Le printemps arrive avec une dizaine de jours d’avance cette année. Or les températures au-dessus des normales de saison favorisent une pollinisation précoce, surtout dans le sud de la France. Ce cycle de reproduction des plantes libère en grande quantité le pollens responsables des réactions allergiques. En France, entre 10 à 20 % de la population est allergique aux pollens.
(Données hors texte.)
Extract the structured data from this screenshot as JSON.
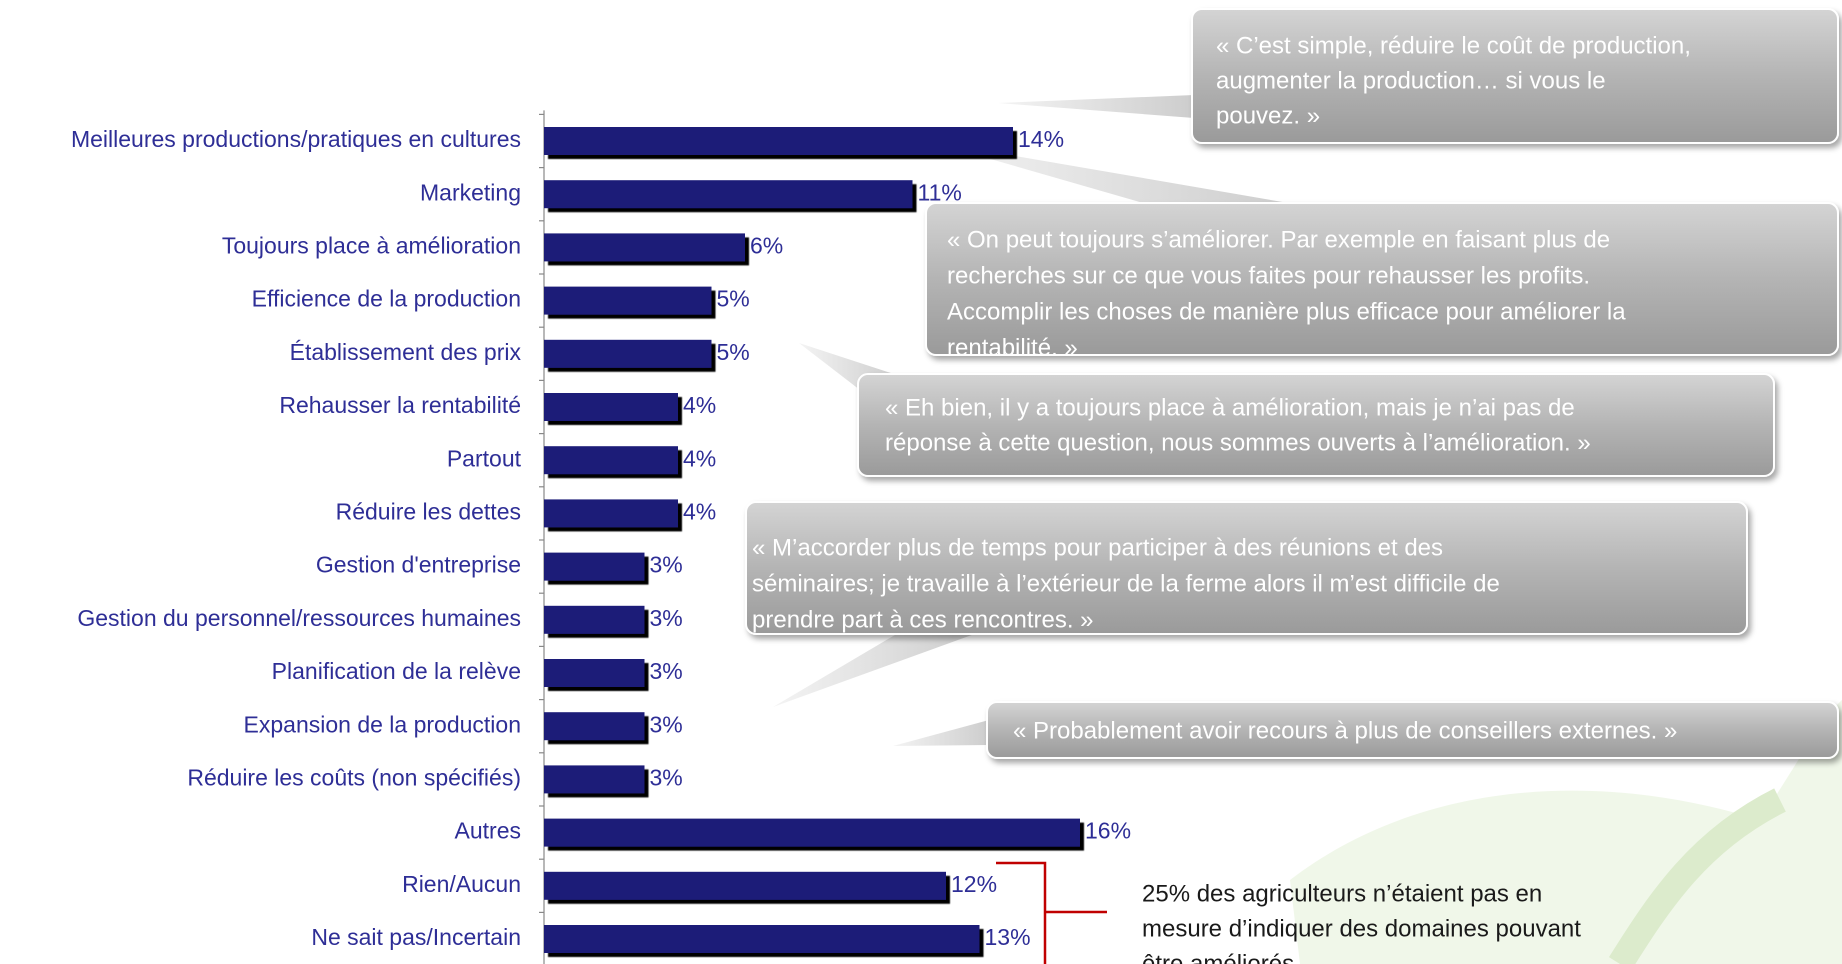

Incidence particulièrement forte vers Nice et Marseille

Selon le dernier bulletin hebdomadaire du réseau national de surveillance aérobiologie (RNSA), les régions les plus touchées sont pour l’instant celles du pourtour méditerranéen, qui sont en risque allergie très elevé sur les pollens de cyprès. L’incidence est particulièrement forte dans les régions de Nice et de Marseille.
«Ce pic devrait baisser d’ici 2 semaines, mais le pollen de bouleaux va arriver. C’est le pollen le plus allergisant d’Europe et se répand en général début avril» précise Samuel Monier, ingénieur au RNSA.
Concernant le pollen d’aulnes, traversant le pays d’Est en Ouest, le risque d’allergie est considéré comme moyen.
Par ailleurs, les pollens de frêne sont très repandus en France et continuent d’augmenter. Les saules et les charmes débutent également leur floraison. Leur pollinisation ne saurait donc tarder, accompagnée des allergies associées.
Si vous êtes allergique, retrouvez les principaux conseils pour tenter de vous protéger pendant cette période compliquée

Un réseau de surveillance

C’est grâce aux capteurs dont le réseau dispose partout en France que celui-ci est capable de recueillir ces données. Ce support aspire un débit d’air équivalent à la respiration humaine et permet une analyse rapide et précise des composants environnementaux. Par ailleurs, le RNSA a mis en place un réseau de médecins sentinelles composé de généralistes et de spécialiste chargés du recueil d’informations. D’autre part, un réseau phénologique est établi sur une dizaine de régions, composé d’individus chargés d’observer la capacité de production de pollen des principales espèces responsables d’allergies.